This recent article from NPR suggests that the practice of financially supporting a charity is gaining popularity among younger generations.

Many people consider tithing—that is, setting aside a portion of income for the purpose of making regular donations—a normal part of attending their church, mosque, or synagogue. Charities, such as churches, depend on the financial gifts of loyal congregants and supporters to fulfill the beneficent mission of their charters.

While not entirely uncommon, only a small portion of clients ask their estate planning attorney to help them name a charity as a beneficiary in their last will and testament. After all, the majority of people have family, such as a spouse or children, whom they would like to acknowledge. Nevertheless, even families have lasting ties to a favorite charity.

There are two ways to include a charity as a beneficiary in your will. One way is by simply adding the charity to your beneficiaries and ranking it in the order in which you prefer. This is called a “general disposition.” For example, let’s say you would like your spouse to inherit your entire estate, but upon his or her passing, the estate gets split up equally among your beneficiaries.

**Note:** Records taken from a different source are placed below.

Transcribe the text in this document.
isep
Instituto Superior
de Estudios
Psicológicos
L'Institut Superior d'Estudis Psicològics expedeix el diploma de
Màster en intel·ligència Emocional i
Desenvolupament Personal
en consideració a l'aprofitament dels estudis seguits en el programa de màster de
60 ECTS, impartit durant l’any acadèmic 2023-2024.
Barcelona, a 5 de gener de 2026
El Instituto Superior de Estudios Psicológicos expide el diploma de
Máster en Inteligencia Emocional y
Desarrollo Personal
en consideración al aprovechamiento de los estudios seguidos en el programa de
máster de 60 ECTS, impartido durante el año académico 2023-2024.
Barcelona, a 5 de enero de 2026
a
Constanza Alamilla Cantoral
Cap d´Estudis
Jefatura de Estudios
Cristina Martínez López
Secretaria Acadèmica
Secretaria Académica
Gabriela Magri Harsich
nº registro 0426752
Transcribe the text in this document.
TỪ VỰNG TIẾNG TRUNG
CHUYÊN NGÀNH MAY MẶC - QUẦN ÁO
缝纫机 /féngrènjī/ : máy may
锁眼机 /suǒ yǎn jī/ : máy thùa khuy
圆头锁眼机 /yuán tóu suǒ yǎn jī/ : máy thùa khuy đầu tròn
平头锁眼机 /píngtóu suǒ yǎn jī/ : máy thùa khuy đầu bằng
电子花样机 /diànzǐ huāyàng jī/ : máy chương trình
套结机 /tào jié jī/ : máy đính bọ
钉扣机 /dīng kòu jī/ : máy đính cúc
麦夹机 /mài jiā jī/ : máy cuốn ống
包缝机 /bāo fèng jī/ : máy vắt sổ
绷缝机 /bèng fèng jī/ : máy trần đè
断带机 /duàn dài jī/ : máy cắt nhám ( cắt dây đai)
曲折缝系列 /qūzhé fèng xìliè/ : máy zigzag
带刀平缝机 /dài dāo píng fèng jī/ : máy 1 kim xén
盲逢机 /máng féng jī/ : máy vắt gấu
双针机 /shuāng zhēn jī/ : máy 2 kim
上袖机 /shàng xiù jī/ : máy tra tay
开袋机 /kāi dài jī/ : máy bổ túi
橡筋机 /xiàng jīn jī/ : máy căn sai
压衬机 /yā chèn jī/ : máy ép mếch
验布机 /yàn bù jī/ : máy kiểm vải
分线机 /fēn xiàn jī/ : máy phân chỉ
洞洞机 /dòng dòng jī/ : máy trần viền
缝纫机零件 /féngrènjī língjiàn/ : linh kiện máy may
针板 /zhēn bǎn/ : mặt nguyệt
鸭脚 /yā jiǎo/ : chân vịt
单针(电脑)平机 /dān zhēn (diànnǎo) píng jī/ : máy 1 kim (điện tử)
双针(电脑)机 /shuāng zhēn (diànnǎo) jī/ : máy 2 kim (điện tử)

You could name the charity as either an equal party to the distribution or a third successor beneficiary.

The other method would be to use what is known as a “specific bequest.” Here, the gift to a charity is given priority over the general dispositions, including the named spouse and children.

If you are using a trust, the process is similar. Setting up a charitable trust goes many steps further, as it is an irrevocable estate planning tool. This type of trust is usually reserved for those folks with over $1 million in disposable income who have very strong philanthropic ambitions.

Interested? Speak to an experienced estate planning attorney to discuss the best option available for you and your family.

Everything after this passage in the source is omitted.